Now, the differences:
Hedge funds are managed much more aggressively than their mutual fund counterparts. They are able to take speculative positions in derivative securities such as options and have the ability to short sell stocks. This will typically increase the leverage - and thus the risk - of the fund. This also means that it's possible for hedge funds to make money when the market is falling. Mutual funds, on the other hand, are not permitted to take these highly leveraged positions and are typically safer as a result.

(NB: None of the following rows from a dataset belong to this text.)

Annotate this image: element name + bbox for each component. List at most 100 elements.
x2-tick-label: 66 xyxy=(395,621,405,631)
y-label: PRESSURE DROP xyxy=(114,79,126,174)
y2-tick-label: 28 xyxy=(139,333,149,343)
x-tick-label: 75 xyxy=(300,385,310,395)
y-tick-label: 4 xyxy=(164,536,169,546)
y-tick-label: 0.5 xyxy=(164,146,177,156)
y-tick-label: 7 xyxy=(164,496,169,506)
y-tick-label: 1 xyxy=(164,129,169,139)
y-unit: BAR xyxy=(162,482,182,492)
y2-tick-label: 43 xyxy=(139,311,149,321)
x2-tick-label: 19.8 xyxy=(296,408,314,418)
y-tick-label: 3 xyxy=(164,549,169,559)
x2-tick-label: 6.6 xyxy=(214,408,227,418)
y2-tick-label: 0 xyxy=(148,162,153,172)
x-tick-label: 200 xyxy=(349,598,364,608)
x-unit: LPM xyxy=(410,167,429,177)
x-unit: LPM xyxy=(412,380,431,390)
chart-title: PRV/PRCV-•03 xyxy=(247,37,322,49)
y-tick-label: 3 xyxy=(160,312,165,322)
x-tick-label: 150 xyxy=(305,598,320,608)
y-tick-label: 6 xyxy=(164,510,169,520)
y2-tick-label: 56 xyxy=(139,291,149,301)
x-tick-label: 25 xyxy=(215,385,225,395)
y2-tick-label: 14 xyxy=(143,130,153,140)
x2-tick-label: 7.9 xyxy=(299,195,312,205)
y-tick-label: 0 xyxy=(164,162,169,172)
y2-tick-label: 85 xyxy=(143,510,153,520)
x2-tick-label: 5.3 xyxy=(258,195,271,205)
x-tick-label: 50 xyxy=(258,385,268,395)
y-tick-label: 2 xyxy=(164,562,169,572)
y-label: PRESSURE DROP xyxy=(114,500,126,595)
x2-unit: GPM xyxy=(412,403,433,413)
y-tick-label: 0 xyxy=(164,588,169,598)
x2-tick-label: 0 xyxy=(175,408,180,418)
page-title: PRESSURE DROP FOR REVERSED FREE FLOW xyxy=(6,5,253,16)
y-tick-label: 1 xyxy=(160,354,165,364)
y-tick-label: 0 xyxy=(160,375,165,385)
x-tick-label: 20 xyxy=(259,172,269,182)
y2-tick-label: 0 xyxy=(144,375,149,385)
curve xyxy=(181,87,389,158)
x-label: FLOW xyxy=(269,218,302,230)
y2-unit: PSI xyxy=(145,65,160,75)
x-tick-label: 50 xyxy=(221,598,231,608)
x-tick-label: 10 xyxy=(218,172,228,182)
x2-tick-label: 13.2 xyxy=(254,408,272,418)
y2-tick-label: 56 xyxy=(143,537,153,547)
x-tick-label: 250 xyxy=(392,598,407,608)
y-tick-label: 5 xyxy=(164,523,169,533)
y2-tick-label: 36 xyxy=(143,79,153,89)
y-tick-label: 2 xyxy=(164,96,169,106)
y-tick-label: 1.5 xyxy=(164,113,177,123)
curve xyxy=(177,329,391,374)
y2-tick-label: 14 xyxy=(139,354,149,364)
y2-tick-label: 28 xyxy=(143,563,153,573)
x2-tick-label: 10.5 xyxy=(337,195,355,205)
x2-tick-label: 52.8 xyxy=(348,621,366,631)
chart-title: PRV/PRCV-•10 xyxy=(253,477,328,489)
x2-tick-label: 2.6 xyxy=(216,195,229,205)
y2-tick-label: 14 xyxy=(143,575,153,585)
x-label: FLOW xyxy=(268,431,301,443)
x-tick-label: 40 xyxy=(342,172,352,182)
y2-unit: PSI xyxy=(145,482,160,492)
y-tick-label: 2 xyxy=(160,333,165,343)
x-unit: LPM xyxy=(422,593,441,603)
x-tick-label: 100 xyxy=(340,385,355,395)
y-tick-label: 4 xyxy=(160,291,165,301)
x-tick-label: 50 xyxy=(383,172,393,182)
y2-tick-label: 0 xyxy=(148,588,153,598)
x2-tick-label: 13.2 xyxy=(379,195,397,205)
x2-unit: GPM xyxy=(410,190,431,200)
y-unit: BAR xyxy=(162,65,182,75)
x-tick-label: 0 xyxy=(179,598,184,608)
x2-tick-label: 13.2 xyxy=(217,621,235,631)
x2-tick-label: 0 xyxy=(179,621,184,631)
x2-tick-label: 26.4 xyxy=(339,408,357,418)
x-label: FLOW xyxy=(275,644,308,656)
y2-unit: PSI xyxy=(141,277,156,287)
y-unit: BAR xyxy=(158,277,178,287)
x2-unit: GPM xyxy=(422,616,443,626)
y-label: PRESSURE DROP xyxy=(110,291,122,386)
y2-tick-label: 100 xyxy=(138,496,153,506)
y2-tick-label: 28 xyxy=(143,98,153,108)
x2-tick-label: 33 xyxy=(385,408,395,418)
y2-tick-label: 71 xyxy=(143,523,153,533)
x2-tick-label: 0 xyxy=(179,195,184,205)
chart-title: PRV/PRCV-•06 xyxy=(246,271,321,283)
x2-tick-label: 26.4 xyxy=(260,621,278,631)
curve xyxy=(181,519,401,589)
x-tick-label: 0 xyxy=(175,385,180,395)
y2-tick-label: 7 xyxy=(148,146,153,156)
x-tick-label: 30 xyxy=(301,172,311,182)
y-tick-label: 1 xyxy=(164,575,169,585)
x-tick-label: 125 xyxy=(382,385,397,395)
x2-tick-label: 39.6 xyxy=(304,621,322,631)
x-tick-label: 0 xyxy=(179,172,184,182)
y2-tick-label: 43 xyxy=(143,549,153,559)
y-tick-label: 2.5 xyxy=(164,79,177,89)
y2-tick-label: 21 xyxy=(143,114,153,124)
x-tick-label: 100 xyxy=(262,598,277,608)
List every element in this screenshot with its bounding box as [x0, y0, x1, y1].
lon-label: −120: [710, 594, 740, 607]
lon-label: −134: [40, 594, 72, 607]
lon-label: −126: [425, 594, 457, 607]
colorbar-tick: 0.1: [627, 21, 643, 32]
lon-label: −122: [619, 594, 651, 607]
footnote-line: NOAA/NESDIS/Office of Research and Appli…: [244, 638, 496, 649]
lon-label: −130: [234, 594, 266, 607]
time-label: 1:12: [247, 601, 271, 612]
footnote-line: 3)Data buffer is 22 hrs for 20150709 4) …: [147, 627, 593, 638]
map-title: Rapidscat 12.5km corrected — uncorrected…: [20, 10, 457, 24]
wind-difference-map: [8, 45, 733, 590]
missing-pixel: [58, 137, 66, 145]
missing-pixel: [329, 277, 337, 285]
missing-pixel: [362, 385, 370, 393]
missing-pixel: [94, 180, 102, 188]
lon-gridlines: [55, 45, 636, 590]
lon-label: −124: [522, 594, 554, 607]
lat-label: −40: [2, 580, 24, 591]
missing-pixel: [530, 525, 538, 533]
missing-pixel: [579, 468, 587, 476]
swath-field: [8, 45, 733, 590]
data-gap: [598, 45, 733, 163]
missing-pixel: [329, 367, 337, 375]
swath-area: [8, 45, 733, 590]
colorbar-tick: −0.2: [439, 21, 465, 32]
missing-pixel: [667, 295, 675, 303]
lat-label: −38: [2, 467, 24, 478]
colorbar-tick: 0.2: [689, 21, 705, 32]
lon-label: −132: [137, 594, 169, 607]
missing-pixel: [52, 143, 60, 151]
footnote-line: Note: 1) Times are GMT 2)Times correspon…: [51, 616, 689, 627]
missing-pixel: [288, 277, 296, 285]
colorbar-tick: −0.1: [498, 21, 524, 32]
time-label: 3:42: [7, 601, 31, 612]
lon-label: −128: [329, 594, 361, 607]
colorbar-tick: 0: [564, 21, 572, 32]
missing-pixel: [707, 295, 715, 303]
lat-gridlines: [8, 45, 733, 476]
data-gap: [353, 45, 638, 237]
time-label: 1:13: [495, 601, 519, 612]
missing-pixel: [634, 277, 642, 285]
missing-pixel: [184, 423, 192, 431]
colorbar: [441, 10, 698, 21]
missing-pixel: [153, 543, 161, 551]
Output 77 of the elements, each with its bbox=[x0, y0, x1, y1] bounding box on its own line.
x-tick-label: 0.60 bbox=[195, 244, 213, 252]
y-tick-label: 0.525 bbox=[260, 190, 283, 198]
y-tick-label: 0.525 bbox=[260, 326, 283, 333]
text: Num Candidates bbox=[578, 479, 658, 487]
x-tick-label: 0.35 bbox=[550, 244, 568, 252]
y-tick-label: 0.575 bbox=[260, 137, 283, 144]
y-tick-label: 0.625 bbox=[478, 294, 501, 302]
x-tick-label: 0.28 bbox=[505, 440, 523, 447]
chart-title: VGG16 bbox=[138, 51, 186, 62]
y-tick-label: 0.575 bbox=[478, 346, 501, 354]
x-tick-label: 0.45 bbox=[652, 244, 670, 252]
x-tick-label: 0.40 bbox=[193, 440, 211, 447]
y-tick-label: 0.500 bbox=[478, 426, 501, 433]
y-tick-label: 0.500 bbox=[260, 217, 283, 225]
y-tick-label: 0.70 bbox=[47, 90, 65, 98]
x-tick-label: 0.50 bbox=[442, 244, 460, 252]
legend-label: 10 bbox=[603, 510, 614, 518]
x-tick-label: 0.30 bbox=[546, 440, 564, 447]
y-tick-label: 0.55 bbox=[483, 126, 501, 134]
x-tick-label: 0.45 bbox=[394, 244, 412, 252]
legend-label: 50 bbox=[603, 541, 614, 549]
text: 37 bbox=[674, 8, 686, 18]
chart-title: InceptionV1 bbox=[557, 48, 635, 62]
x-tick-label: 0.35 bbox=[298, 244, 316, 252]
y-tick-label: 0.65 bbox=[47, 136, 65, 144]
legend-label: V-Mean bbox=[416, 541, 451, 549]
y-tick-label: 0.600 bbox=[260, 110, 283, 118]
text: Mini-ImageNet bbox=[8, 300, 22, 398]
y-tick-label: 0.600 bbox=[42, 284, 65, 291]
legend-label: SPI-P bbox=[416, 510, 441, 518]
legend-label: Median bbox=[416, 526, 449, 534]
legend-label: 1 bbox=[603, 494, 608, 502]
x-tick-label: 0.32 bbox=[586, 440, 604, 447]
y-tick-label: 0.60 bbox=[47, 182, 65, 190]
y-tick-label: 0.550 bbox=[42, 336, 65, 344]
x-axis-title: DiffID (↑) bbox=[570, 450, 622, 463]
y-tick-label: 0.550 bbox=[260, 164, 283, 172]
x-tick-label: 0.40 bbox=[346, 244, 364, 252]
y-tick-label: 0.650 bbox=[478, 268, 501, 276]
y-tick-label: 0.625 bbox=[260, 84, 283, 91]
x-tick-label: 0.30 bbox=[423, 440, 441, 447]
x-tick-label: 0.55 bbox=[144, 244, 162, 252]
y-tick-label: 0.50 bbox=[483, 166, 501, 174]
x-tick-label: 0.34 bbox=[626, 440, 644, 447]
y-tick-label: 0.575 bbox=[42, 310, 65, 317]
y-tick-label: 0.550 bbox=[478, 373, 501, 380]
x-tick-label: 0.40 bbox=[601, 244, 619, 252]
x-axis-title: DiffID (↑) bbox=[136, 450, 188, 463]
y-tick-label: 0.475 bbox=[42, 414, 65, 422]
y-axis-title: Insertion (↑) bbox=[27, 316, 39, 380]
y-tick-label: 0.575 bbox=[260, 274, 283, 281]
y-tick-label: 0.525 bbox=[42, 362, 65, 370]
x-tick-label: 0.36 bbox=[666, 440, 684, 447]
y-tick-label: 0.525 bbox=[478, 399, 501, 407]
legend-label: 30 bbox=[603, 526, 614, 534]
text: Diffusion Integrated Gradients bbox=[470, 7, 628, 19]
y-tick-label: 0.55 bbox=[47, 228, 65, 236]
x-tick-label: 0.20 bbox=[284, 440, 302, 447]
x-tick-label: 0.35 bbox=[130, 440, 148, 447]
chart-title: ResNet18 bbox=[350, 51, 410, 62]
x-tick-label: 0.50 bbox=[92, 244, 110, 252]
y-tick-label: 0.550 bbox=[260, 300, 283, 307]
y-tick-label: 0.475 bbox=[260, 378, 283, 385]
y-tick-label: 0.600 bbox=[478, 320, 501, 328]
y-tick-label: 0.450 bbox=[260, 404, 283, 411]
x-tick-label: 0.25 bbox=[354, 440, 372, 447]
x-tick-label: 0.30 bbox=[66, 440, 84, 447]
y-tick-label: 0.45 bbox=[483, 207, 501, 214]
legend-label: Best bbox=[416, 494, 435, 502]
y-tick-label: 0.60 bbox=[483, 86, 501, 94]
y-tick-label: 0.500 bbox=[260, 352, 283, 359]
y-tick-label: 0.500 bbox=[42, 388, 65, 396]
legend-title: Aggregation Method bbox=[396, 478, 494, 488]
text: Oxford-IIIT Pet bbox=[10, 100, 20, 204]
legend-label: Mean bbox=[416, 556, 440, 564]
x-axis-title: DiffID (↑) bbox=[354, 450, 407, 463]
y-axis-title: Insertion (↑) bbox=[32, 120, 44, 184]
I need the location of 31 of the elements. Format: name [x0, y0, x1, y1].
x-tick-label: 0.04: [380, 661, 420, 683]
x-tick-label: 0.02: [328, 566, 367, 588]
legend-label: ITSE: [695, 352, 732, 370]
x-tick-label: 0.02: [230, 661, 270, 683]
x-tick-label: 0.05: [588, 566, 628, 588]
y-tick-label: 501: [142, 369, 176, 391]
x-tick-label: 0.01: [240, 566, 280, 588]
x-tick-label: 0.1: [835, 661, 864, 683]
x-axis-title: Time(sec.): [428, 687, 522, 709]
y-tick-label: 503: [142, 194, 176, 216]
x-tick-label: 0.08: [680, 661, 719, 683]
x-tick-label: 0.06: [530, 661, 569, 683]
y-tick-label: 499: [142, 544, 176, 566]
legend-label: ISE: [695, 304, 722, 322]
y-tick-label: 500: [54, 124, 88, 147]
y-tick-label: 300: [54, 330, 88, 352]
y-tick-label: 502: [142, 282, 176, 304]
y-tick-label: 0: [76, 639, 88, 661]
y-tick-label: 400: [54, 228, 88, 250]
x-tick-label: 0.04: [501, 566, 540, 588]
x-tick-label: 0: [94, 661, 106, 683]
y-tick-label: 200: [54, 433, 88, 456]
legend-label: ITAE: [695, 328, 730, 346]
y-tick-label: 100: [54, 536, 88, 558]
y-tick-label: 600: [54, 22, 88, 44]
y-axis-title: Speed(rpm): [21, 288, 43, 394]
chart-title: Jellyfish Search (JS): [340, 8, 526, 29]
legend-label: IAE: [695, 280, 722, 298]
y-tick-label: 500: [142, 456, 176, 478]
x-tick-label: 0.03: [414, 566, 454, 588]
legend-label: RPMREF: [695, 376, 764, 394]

Another key difference between these two types of funds is their availability. Hedge funds are only available to a specific group of sophisticated investors with high net worth. The U.S. government deems them as "accredited investors", and the criteria for becoming one are lengthy and restrictive. This isn't the case for mutual funds, which are very easy to purchase with minimal amounts of money.
Both mutual funds and hedge fund are professionally managed investment vehicles, but there are a couple major differences. Just about any investor has access to mutual funds. They’re diversified, easy to buy and easy to sell. Hedge funds on the other hand are only open to accredited investors who have a net worth of at least a million dollars or an income of at least $200,000 over the last 2 years. Hedge funds often have lock up periods, where for a period of time you cannot get your money out of the fund due to their propriety trading methodology that often involves leveraging.
Although not always the case, hedge fund fees are usually much higher than that of mutual funds. The typical two and twenty fee represents the 2% fee on assets under management and the additional 20% of fund profits, which goes to the hedge fund.